While I was in high school, my Grandpa David Calder wrote me letters. The prospect of receiving a letter from him motivated me to pick up the mail on my way home from school. Grandpa Dave’s letters frequently included a kind message and a chess puzzle that he had cut out of the local newspaper, gently challenging me to work on a chess problem.
My Grandma Clara Calder preferred to focus on persuasive writing. Grandma Clara wrote letters to politicians from local government officials to US Presidents. She wrote in support of the civil rights movement and workers rights too. In high school, I vehemently opposed the war in Iraq, and she encouraged me to write to my congressman and ask him to support an immediate end to the war. Chris responded to my letter below.
In most respects, I find letter writing far superior to email. Because letters are more costly to create, we are likely to receive fewer letters than emails, making each letter we receive feel special. While traveling, I enjoy sending postcards to my friends, family, and colleagues; I hope they continue to write to me too.
Sending a well-written letter vastly increases the probability of receiving a response relative to other alternatives. While job hunting in 2013, my boss Ryan Tie told me to write to the portfolio managers of the endowment funds that I wanted to work for and explain: who I am, why I want to work for them, my comparative advantage, and offer to come in any time for an interview. Remarkably, I wrote five letters and received two responses. Relative to any other job search method, letter writing had the highest return on time.
Recently, I tried my luck at corresponding with one of my heroes. Each year, Warren Buffett, the Chairman, and CEO of Berkshire Hathaway encourages his shareholders to write him a letter if they have an idea for an acquisition. Earlier this year, I had an idea that seemed like a promising acquisition candidate: a sizeable world-class company, trading for a bit less than $0.65 on the $1.00, and would likely add strategic value to Berkshire. I told my boss Trevor Graham about the idea, and he thought it was brilliant (his words) and so we wrote a letter to Mr. Buffett together. After several drafts, we settled on a message, signed it and sent it to Omaha via two-day FedEx on a Wednesday afternoon. Two days later on Friday morning, much to my surprise, I received an intriguing response from Mr. Buffett. The letter still sits on my desk and motivates me to remain observant in the capital markets.

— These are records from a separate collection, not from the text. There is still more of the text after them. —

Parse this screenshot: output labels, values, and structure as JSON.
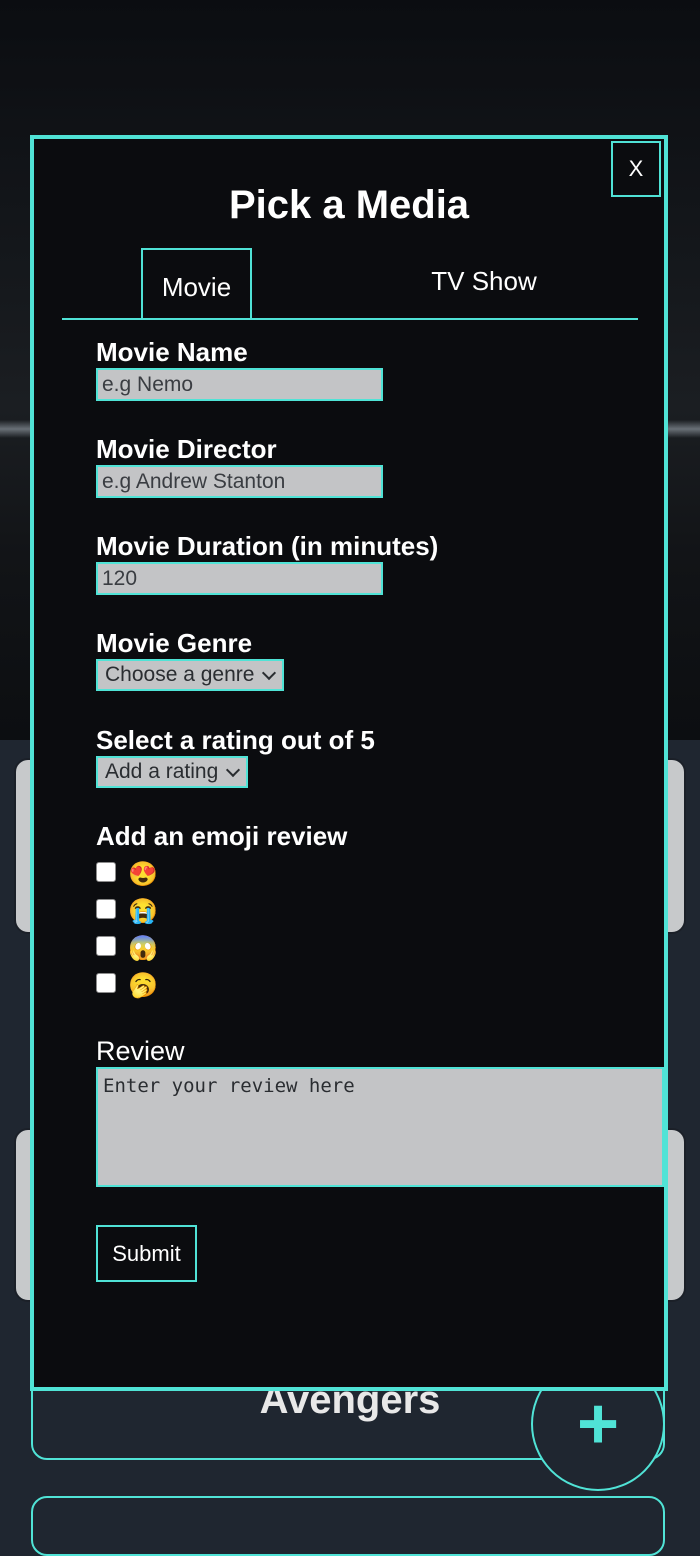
{
  "background": {
    "card_title": "Avengers",
    "fab_label": "+"
  },
  "modal": {
    "close_label": "X",
    "title": "Pick a Media",
    "tabs": [
      {
        "label": "Movie",
        "active": true
      },
      {
        "label": "TV Show",
        "active": false
      }
    ],
    "fields": {
      "name": {
        "label": "Movie Name",
        "placeholder": "e.g Nemo"
      },
      "director": {
        "label": "Movie Director",
        "placeholder": "e.g Andrew Stanton"
      },
      "duration": {
        "label": "Movie Duration (in minutes)",
        "placeholder": "120"
      },
      "genre": {
        "label": "Movie Genre",
        "selected": "Choose a genre"
      },
      "rating": {
        "label": "Select a rating out of 5",
        "selected": "Add a rating"
      },
      "emoji": {
        "label": "Add an emoji review",
        "options": [
          {
            "emoji": "😍",
            "checked": false
          },
          {
            "emoji": "😭",
            "checked": false
          },
          {
            "emoji": "😱",
            "checked": false
          },
          {
            "emoji": "🥱",
            "checked": false
          }
        ]
      },
      "review": {
        "label": "Review",
        "placeholder": "Enter your review here"
      }
    },
    "submit_label": "Submit"
  },
  "colors": {
    "accent": "#50e3d6",
    "modal_bg": "#0b0c0f",
    "input_bg": "#c3c4c6",
    "page_bg": "#1f2630"
  }
}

My grandparents taught me that writing letters could help you build friendships and influence people. My experience on the job market taught me that well-written letters can create job opportunities. Writing to and receiving a letter from Mr. Buffett taught me that even the wealthiest and oldest people in the world spend part of their morning reading and responding to thoughtful letters. At the very least, I encourage you to write to someone you care about a letter today.